The real meaning of Sraffa's little book and the reason why he subtitled it "Prelude to a critique of economic theory" is that he showed that even in the simplest models, even without marginalism, multiple local maxima ("reswitching") arise naturally, and therefore all models predicated on some form or another of "convexity" are bullshit.

Note: that was actually well known before him, but he just demonstrated it with particularly simple and unobjectionable examples. The truly original and huge achievement of his book is that he defined a way to create a composite commodity, a "numeraire" whose value does not depend on the distribution of income, which was what classical political economists had been seeking for centuries.

The problem with F Hayek's late re-discovery of markets as discovery mechanisms (which was well understood before him, but not as well expressed) is that it results in achievable global maximum, just imperfect local maximum seeking and thus the impossibility of the central truthiness of Economics.

Another note: I try to be careful about using the terms "Economics" (a despicable form of propaganda) and "political economy" (an interesting topic of investigation and research). Also I am afraid that most of my points above will be utterly incomprehensible to people indoctrinated by courses in Economics. Much has been lost...

Blissex said...

«is that it results in achievable global maximum, just imperfect local maximum seeking»

That should have been "in NO achievable global maximum".
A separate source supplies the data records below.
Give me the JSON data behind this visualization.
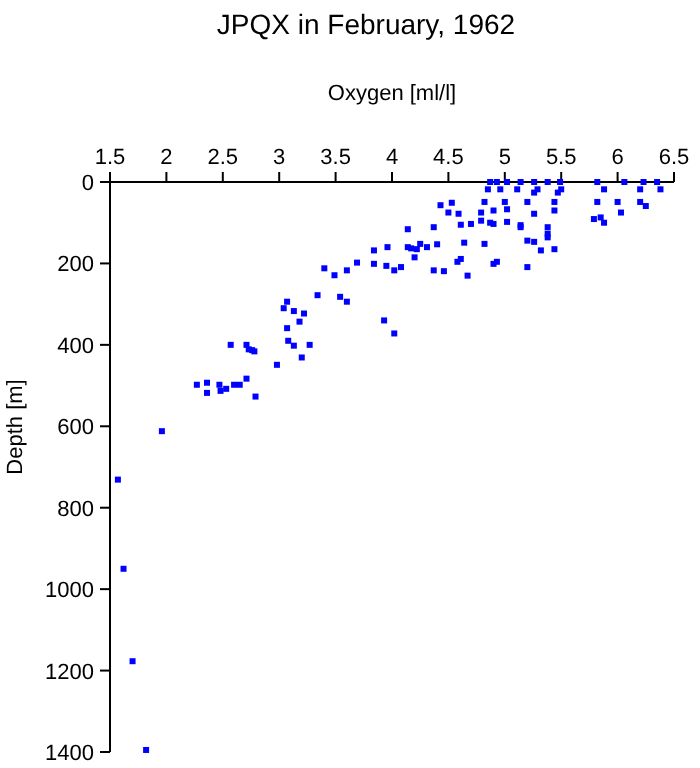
{
  "chart_data": {
    "type": "scatter",
    "title": "JPQX in February, 1962",
    "xlabel": "Oxygen [ml/l]",
    "ylabel": "Depth [m]",
    "xlim": [
      1.5,
      6.5
    ],
    "xticks": [
      1.5,
      2,
      2.5,
      3,
      3.5,
      4,
      4.5,
      5,
      5.5,
      6,
      6.5
    ],
    "ylim": [
      1400,
      0
    ],
    "yticks": [
      0,
      200,
      400,
      600,
      800,
      1000,
      1200,
      1400
    ],
    "marker": "square",
    "grid": false,
    "series": [
      {
        "color": "#0000ff",
        "x": [
          4.87,
          4.93,
          5.02,
          5.14,
          5.26,
          5.38,
          5.49,
          5.82,
          6.06,
          6.23,
          6.35,
          4.85,
          4.96,
          5.11,
          5.29,
          5.5,
          5.88,
          6.2,
          6.38,
          5.26,
          5.47,
          4.82,
          5.0,
          5.2,
          5.44,
          5.82,
          6.0,
          6.2,
          4.43,
          4.53,
          4.5,
          4.59,
          4.79,
          4.9,
          5.02,
          5.26,
          5.44,
          5.85,
          6.03,
          6.25,
          4.61,
          4.7,
          4.79,
          4.9,
          5.02,
          5.14,
          5.38,
          5.79,
          5.88,
          4.14,
          4.37,
          4.64,
          4.87,
          5.14,
          5.38,
          4.14,
          4.22,
          4.4,
          4.82,
          5.2,
          5.26,
          5.38,
          3.84,
          3.96,
          4.17,
          4.25,
          4.2,
          4.31,
          4.58,
          4.61,
          4.9,
          4.93,
          5.2,
          5.32,
          5.44,
          3.84,
          3.95,
          4.02,
          4.37,
          4.46,
          4.67,
          3.4,
          3.49,
          3.6,
          3.69,
          4.08,
          3.34,
          3.54,
          3.6,
          3.07,
          3.04,
          3.13,
          3.22,
          2.57,
          2.71,
          2.73,
          2.78,
          2.76,
          3.07,
          3.08,
          3.13,
          3.27,
          3.2,
          2.98,
          3.18,
          4.02,
          3.93,
          2.27,
          2.36,
          2.36,
          2.47,
          2.48,
          2.53,
          2.6,
          2.65,
          2.71,
          2.79,
          1.96,
          1.57,
          1.62,
          1.7,
          1.82
        ],
        "values": [
          0,
          0,
          0,
          0,
          0,
          0,
          0,
          0,
          0,
          0,
          0,
          18,
          18,
          18,
          18,
          18,
          18,
          18,
          18,
          26,
          26,
          49,
          49,
          49,
          49,
          49,
          49,
          49,
          57,
          51,
          75,
          78,
          75,
          70,
          67,
          78,
          70,
          87,
          75,
          59,
          105,
          103,
          95,
          103,
          98,
          106,
          111,
          91,
          100,
          116,
          111,
          149,
          100,
          111,
          127,
          160,
          165,
          153,
          152,
          144,
          147,
          136,
          168,
          160,
          163,
          152,
          185,
          160,
          196,
          189,
          201,
          196,
          209,
          168,
          165,
          201,
          206,
          217,
          217,
          219,
          230,
          212,
          229,
          217,
          198,
          209,
          278,
          282,
          294,
          294,
          310,
          317,
          323,
          400,
          400,
          411,
          416,
          413,
          359,
          390,
          402,
          400,
          431,
          449,
          343,
          372,
          340,
          498,
          493,
          518,
          498,
          513,
          508,
          498,
          498,
          483,
          527,
          612,
          731,
          950,
          1177,
          1395
        ]
      }
    ]
  }
}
BTW the work JM Keynes in general and as quotes above was came about when he realized, because of obvious events and his reflections on "money", that a single global maximum is unachievable. In his theory the two major reason why are:

* Demand for investment is subject to "uncertainty", and that makes it impossible to find an intertemporal maximum; that is as uncertainty can change unpredictably, the optimization landscape changes with time, creating path dependency.

* Since demand for "money" and demand for "liquidity" are different things in different markets, and "liquidity" (by construction) is unproductive, when businessmen switch "money" from spending on investment to hoarding "liquidity" they create a completely different local maximum in which the political economy can get trapped.

Robert Vienneau said...

Certainly, most academic mainstream economics is propaganda.
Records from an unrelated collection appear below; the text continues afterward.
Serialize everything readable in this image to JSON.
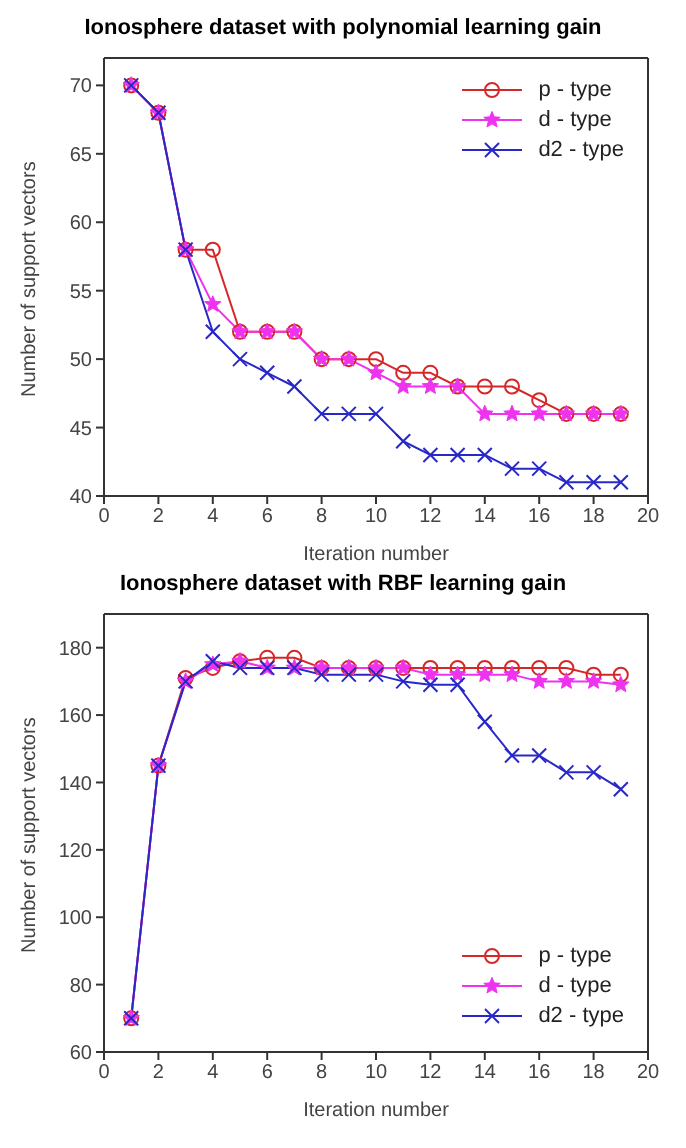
{
  "chart_data": [
    {
      "type": "line",
      "title": "Ionosphere dataset with polynomial learning gain",
      "xlabel": "Iteration number",
      "ylabel": "Number of support vectors",
      "x": [
        1,
        2,
        3,
        4,
        5,
        6,
        7,
        8,
        9,
        10,
        11,
        12,
        13,
        14,
        15,
        16,
        17,
        18,
        19
      ],
      "xlim": [
        0,
        20
      ],
      "xticks": [
        0,
        2,
        4,
        6,
        8,
        10,
        12,
        14,
        16,
        18,
        20
      ],
      "ylim": [
        40,
        72
      ],
      "yticks": [
        40,
        45,
        50,
        55,
        60,
        65,
        70
      ],
      "grid": false,
      "legend": "top right",
      "series": [
        {
          "name": "p - type",
          "color": "#d62728",
          "marker": "circle",
          "values": [
            70,
            68,
            58,
            58,
            52,
            52,
            52,
            50,
            50,
            50,
            49,
            49,
            48,
            48,
            48,
            47,
            46,
            46,
            46
          ]
        },
        {
          "name": "d - type",
          "color": "#ee33ee",
          "marker": "star",
          "values": [
            70,
            68,
            58,
            54,
            52,
            52,
            52,
            50,
            50,
            49,
            48,
            48,
            48,
            46,
            46,
            46,
            46,
            46,
            46
          ]
        },
        {
          "name": "d2 - type",
          "color": "#2828c8",
          "marker": "cross",
          "values": [
            70,
            68,
            58,
            52,
            50,
            49,
            48,
            46,
            46,
            46,
            44,
            43,
            43,
            43,
            42,
            42,
            41,
            41,
            41
          ]
        }
      ]
    },
    {
      "type": "line",
      "title": "Ionosphere dataset with RBF learning gain",
      "xlabel": "Iteration number",
      "ylabel": "Number of support vectors",
      "x": [
        1,
        2,
        3,
        4,
        5,
        6,
        7,
        8,
        9,
        10,
        11,
        12,
        13,
        14,
        15,
        16,
        17,
        18,
        19
      ],
      "xlim": [
        0,
        20
      ],
      "xticks": [
        0,
        2,
        4,
        6,
        8,
        10,
        12,
        14,
        16,
        18,
        20
      ],
      "ylim": [
        60,
        190
      ],
      "yticks": [
        60,
        80,
        100,
        120,
        140,
        160,
        180
      ],
      "grid": false,
      "legend": "bottom right",
      "series": [
        {
          "name": "p - type",
          "color": "#d62728",
          "marker": "circle",
          "values": [
            70,
            145,
            171,
            174,
            176,
            177,
            177,
            174,
            174,
            174,
            174,
            174,
            174,
            174,
            174,
            174,
            174,
            172,
            172
          ]
        },
        {
          "name": "d - type",
          "color": "#ee33ee",
          "marker": "star",
          "values": [
            70,
            145,
            170,
            175,
            176,
            174,
            174,
            174,
            174,
            174,
            174,
            172,
            172,
            172,
            172,
            170,
            170,
            170,
            169
          ]
        },
        {
          "name": "d2 - type",
          "color": "#2828c8",
          "marker": "cross",
          "values": [
            70,
            145,
            170,
            176,
            174,
            174,
            174,
            172,
            172,
            172,
            170,
            169,
            169,
            158,
            148,
            148,
            143,
            143,
            138
          ]
        }
      ]
    }
  ]
}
I think Sraffa is important for more than an internal critique of neoclassical economics. You can read him as rediscovering the logical structure of the theory of value and distribution in classical political economy.

The role and importance of his specially constructed numerate is open to debate. It varies with time and the technique in use. You can read it as demonstrating that no solution of Ricardo's problem is possible, rather than solving the problem. And then there is its connection with Marx's labor theory of value. If aggregates are in standard proportions, a lot of volume I of Capital makes sense.